When the bus arrived at the vast and echoing Greyhound station in Los Angeles, Jose was frightened. It was so big and full of people. He kept his money balled up in his fist and his fist in his pocket, he was so afraid that someone would steal it. He had to find somewhere to go where it was safe and there were other Latinos. He asked around, then took another bus fifty miles north to the town of Oxnard, and there he felt more comfortable. He got a job right away, after spending the night in a motel, working in the fields. He worked all summer and saved quite a bit of money, staying in a room that he rented by the week. He was maturing, he thought, taking responsibility...

Working outside was healthy and his fellow laborers were jolly. They were all hard workers and most lived clean lives unhindered by smoking, drinking or drugs. Jose did not feel pressured to do any of the things he had felt he must in the Dallas barrio. After a few weeks he got the nerve to call his parents and they talked for what seemed a long time over the phone. His parents were very happy he was alive and doing well. Jose even met a girl, one of the day laborers, who was very pretty and smart and they spent a lot of time together.
But Jose knew that he couldn't be like his father and work in the fields all his life. He needed an education and some kind of job training. Watching television one night in the early fall of 2001, he saw an advertisement for the Marines and knew that was what he wanted to do, to join them and find a purpose for his life. The next day he went to the recruiting office and joined. He was immediately sent to El Paso, Texas for basic training, and then returned to California, to train as a tech operator at Fort Ord, Monterrey. His girl-friend came to live nearby and they talked about getting married.

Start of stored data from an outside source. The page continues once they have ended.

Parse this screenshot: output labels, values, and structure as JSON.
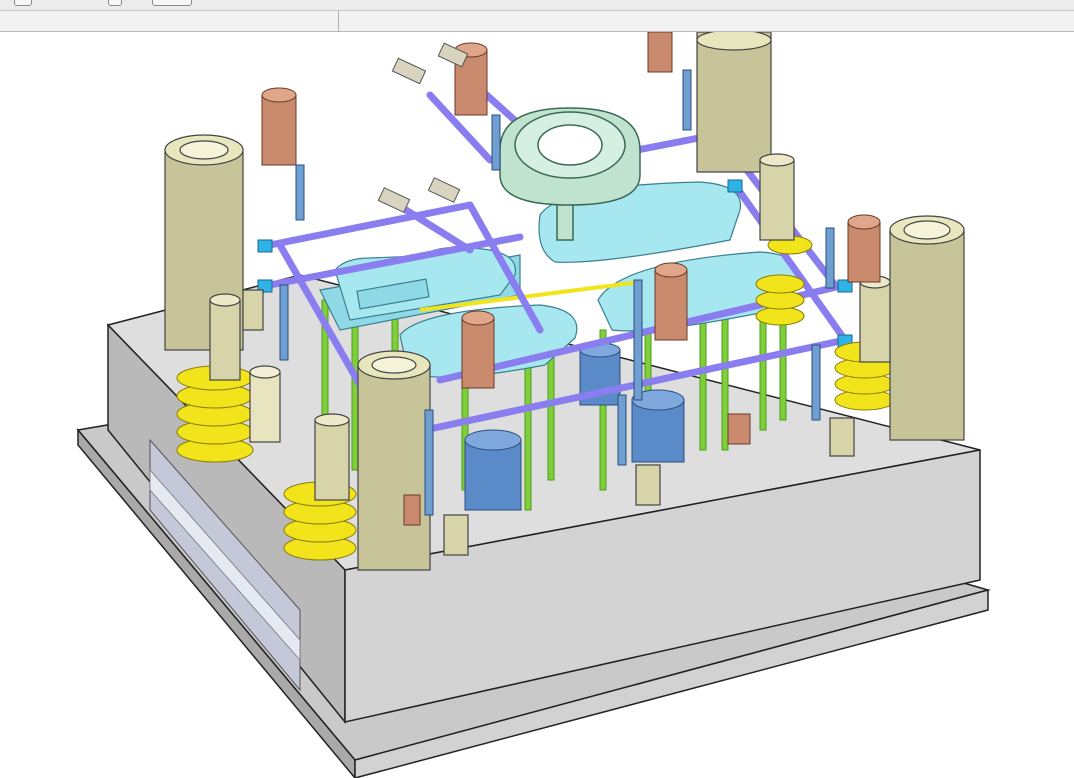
{
  "colors": {
    "background": "#ffffff",
    "plate_top": "#dcdcdc",
    "plate_side": "#c8c8c8",
    "guide_pillar": "#c8c49a",
    "guide_bushing": "#e8e6bd",
    "spring": "#f2e41b",
    "cooling_line": "#8a7df0",
    "connector": "#2fb2e6",
    "ejector_pin": "#7fcf3a",
    "cavity_insert": "#9fe4ee",
    "sprue_ring": "#bfe3cf",
    "socket_screw": "#c98a6e",
    "small_bolt": "#6e9fd0",
    "support_pillar": "#5a8ac8"
  },
  "icons": [
    "window-icon",
    "toolbar-icon",
    "grid-icon"
  ]
}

Living by the ocean in Monterrey was wonderful if the weather was dry. They were training outside a lot in hot, cold or stormy weather. Jose knew he was learning a trade and would be able to get a GED and perhaps go on to college, if he stayed with the service.

Now, whenever he called and talked to his parents, they were proud of him and hopeful for his future. His brother Paco would soon finish high school and planned to enroll in the community college nearby. For that Jose was grateful. He had done a good deed, perhaps, by talking to his brother so strongly that night.

Jose knew that when his training was finished, he would be going overseas, probably to Iraq, since the bombings of the Twin Trade Towers had occurred last year and now the United States was sending thousands of troops into the Middle East. But he didn't care. He had found a mission in life and knew he would be a good computer tech, a good soldier and perhaps a college graduate some day.